Pour éviter toute confusion, nous avons pris le parti de ne détailler que les indemnités des équipes politiques qui composent les ministères.
Nous avons volontairement écarté les personnels de cabinet chargés des «fonctions de support», tels les gardes du corps, chauffeurs, secrétaires, cuisiniers, serveurs, maîtres d'hôtel, femmes de chambre, qui représentent environ 2500 personnes, et dont les primes oscillent individuellement entre 200 et 500 euros par mois.
Pour compenser les servitudes de la fonction
«Indemnité pour sujétions particulières» (ISP). C'est sous ce vocable pudique que l'administration qualifie les enveloppes qui se distribuaient autrefois de la main à la main et que Lionel Jospin, dès 2001, a souhaité intégrer dans les fiches de paie des collaborateurs de ministres.
Ces bonus sont accordés en principe pour compenser les servitudes de la fonction.
Avec 42.000 euros de complément de revenu annuel par personne, c'est donc à la Décentralisation, chez Anne-Marie Escoffier, pourtant simple ministre déléguée, que les membres de cabinet étaient les mieux lotis en 2013.
Une situation enviable qu'ils partageaient avec l'écurie Filippetti, qui arrive en deuxième place, à équivalence de primes.
Un «fromage» la Culture? Le ministère qui défend bec et ongles les intermittents du spectacle ne s'est pas oublié.
La médaille de bronze échoit au cabinet de la discrète Sylvia Pinel, qui officiait au ministère de l'Artisanat, du Commerce et du Tourisme, versant 40.000 euros de primes annuelles en moyenne à huit des treize collaborateurs déclarés dans les documents budgétaires.
Surprise: l'équipe de Nicole Bricq, cette ministre du Commerce qui fit polémique en clouant au pilori la cuisine de l'Élysée lors de la récente visite du président chinois à Paris, entre dans le «top 10» des ministères où l'on était mieux traité qu'à Matignon.
Sa garde rapprochée a perçu en 2013 plus de 34.000 euros brut de prime par personne. «Pas si “dégueulasse” que ça la cuisine ministérielle», ironise un préfet qui a bien connu cette oubliée du nouveau gouvernement.
Christiane Taubira, Laurent Fabius, Arnaud Montebourg, Benoît Hamon, Marisol Touraine, Jean-Yves Le Drian, Najat Vallaud-Belkacem ou Stéphane Le Foll ont su, pour leur part, selon un haut fonctionnaire de Bercy, «rester dans les clous», ne lâchant guère plus de 2200 euros de primes par mois à leurs troupes en moyenne.
Les ministres les moins généreux ou les moins bien dotés étaient aux Anciens combattants ou aux Personnes handicapées, avec 1000 euros mensuels par collaborateur.
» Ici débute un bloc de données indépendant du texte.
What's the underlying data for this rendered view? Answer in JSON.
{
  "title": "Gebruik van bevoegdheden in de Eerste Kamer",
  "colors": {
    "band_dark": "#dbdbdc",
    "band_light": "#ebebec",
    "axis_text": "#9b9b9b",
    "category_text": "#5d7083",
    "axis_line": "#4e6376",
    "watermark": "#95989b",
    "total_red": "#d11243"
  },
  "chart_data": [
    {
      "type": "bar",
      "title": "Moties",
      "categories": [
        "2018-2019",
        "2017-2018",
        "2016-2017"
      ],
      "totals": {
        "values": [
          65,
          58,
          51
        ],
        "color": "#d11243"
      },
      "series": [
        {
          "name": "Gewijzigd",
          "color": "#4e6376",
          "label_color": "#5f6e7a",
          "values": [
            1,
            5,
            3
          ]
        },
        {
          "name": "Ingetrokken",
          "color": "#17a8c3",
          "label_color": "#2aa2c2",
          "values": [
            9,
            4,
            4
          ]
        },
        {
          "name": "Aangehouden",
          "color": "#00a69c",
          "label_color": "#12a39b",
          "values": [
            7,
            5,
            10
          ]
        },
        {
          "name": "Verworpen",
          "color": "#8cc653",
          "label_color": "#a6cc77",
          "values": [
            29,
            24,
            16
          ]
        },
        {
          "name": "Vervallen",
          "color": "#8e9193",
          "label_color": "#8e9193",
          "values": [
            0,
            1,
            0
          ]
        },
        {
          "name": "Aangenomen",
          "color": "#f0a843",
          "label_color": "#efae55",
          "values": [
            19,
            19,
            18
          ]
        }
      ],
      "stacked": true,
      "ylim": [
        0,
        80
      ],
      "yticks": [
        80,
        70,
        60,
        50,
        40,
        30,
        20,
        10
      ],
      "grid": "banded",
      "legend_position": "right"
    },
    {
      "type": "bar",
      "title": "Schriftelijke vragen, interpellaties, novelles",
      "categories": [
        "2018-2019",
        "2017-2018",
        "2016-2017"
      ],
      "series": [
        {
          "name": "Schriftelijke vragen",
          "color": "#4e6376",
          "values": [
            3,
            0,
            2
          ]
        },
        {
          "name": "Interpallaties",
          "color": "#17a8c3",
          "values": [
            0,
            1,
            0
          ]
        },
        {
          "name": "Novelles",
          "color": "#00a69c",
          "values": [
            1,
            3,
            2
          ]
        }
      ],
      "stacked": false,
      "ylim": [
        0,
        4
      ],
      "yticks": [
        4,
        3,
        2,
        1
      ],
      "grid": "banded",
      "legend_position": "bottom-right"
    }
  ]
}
Et c'est Michel Sapin qui ferme le bal, avec une modeste rallonge de 670 euros brut mensuels pour les siens, quand il sévissait au ministère du Travail.
À croire que sa propension à tenir serrés les cordons de la bourse le prédisposait à occuper sous Valls les Finances et les Comptes publics.
voilà la bonne crise qui se porte à merveille !
Un petit rajout croustillant
Primes : Valls dispose de la plus grosse enveloppe !
Selon les documents budgétaires, le ministère de l'Intérieur est le mieux loti en primes de cabinet.
Les proches du ministre toucheraient en moyenne 20.000 euros par an de complément de salaire.
«Indemnité de sujétions particulières» (ISP).
Ce vocable châtié désigne en volapük administratif les primes officiellement versées sur la fiche de paie de certains collaborateurs dans les cabinets ministériels.
Ce système a été mis en place dès 2002, sous Jospin, pour mettre un terme à la distribution de primes via les fonds secrets, en liquide et non déclarées.
Ces primes viennent en complément des traitements et revenus que touchent déjà leurs heureux bénéficiaires.
Et le gouvernement a su se montrer généreux.
En tête du hit-parade des ministres les mieux lotis: Manuel Valls, à l'Intérieur, avec une «dotation annuelle autorisée» de 1.547.452 euros pour l'année 2012.
Ce qui place Beauvau juste derrière Matignon, en termes d'enveloppe globale.
Tout figure noir sur blanc dans une précieuse annexe du projet de loi de finances sur les «personnels affectés dans les cabinets ministériels».